For Miriam Bush, matters came to a head – and to a shocking and suspicious end – in the late 1980s. Without warning, and on a particular day in December 1989, she took off for San Jose, California and checked into a local motel under her sister’s name – a strange action, and which further suggests that she was concerned she was being watched. After all, why would she try and obfuscate her real identity, if she had nothing to hide? The very next day, Bush was found dead in that very same motel room: a plastic-bag was around her neck. It had been tied tightly. Marks on her arms were indicative of a scuffle having occurred at some point after she checked in the motel. Despite the evidence suggesting she was murdered, the official conclusion was that Bush had taken her own life.

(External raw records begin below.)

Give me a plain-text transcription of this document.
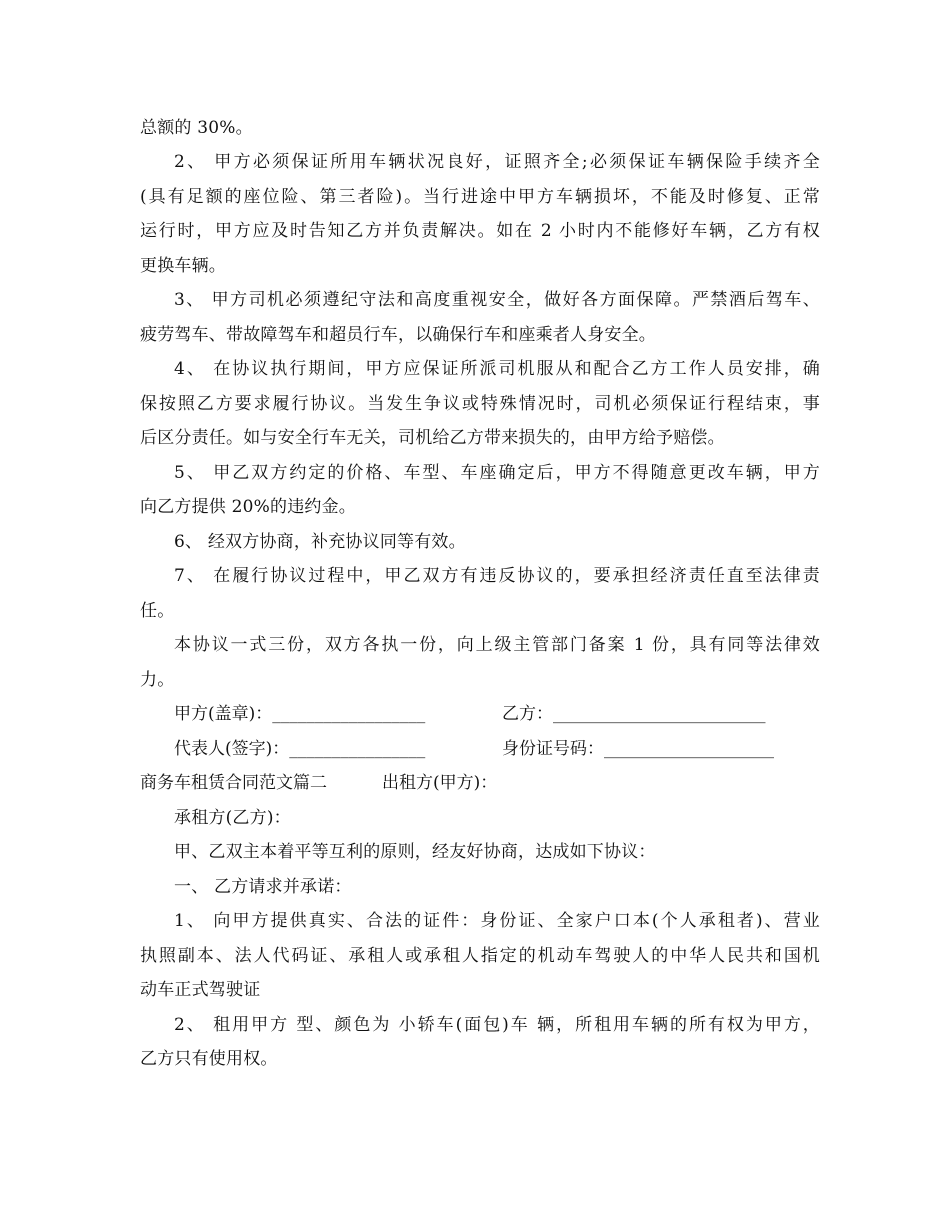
总额的 30%。
2、 甲方必须保证所用车辆状况良好，证照齐全;必须保证车辆保险手续齐全
(具有足额的座位险、第三者险)。当行进途中甲方车辆损坏，不能及时修复、正常
运行时，甲方应及时告知乙方并负责解决。如在 2 小时内不能修好车辆，乙方有权
更换车辆。
3、 甲方司机必须遵纪守法和高度重视安全，做好各方面保障。严禁酒后驾车、
疲劳驾车、带故障驾车和超员行车，以确保行车和座乘者人身安全。
4、 在协议执行期间，甲方应保证所派司机服从和配合乙方工作人员安排，确
保按照乙方要求履行协议。当发生争议或特殊情况时，司机必须保证行程结束，事
后区分责任。如与安全行车无关，司机给乙方带来损失的，由甲方给予赔偿。
5、 甲乙双方约定的价格、车型、车座确定后，甲方不得随意更改车辆，甲方
向乙方提供 20%的违约金。
6、 经双方协商，补充协议同等有效。
7、 在履行协议过程中，甲乙双方有违反协议的，要承担经济责任直至法律责
任。
本协议一式三份，双方各执一份，向上级主管部门备案 1 份，具有同等法律效
力。
甲方(盖章)：__________________	乙方：_________________________
代表人(签字)：________________	身份证号码：____________________
商务车租赁合同范文篇二	出租方(甲方)：
承租方(乙方)：
甲、乙双主本着平等互利的原则，经友好协商，达成如下协议：
一、 乙方请求并承诺：
1、 向甲方提供真实、合法的证件：身份证、全家户口本(个人承租者)、营业
执照副本、法人代码证、承租人或承租人指定的机动车驾驶人的中华人民共和国机
动车正式驾驶证
2、 租用甲方 型、颜色为 小轿车(面包)车 辆，所租用车辆的所有权为甲方，
乙方只有使用权。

In 1955, one of the most controversial of all the many and varied UFO books published in the fifties was released – and, for the UFO field, to a distinct fanfare. Its title was The Case for the UFO. The author was Morris K. Jessup. His book was a detailed study of the theoretical power-sources for UFOs: what was it that made them fly? How could they perform such incredible, aerial feats, such as coming to a complete stop in the skies, hovering at incredible heights? Jessup believed that the vitally important answers lay in the domain of gravity. Or, as he saw it: anti-gravity. Jessup may well have been onto something, as it wasn’t long at all before the world of officialdom was on Jessup’s back – specifically senior figures in the U.S., Navy. And it was one particularly intriguing office of the Navy that was watching Jessup – a “special weapons” division. Clearly, someone in the U.S. Navy was interested in, and perhaps even concerned by, Jessup’s findings and theories. Maybe, that same office of the Navy was worried that Jessup just might stumble onto the same technology that was being used to fly Uncle Sam’s very own UFOs – those UFOs which the military were very happy for the public to perceive them as alien spacecraft, as it all helped their long-term plan to fabricate an alien invasion. Just like Miriam Bush, Jessup became deeply worried – paranoid, even – that he was being spied on by certain elements of the U.S. government. In the early evening of April 20, 1959, the lifeless body of Morris Jessup was found in his car, which was parked in the Matheson Hammock Park in Miami, Florida. The car’s engine was still running and a hosepipe, affixed to the exhaust, had been fed through the driver’s side window. Jessup was dead from the effects of carbon-monoxide. Jessup’s body was found by a man named John Goode, who worked at the park. Shocked at the sight before him, Goode quickly called the police, who arrived in no time at all. The verdict was suicide. Not everyone in the UFO field at that time agreed.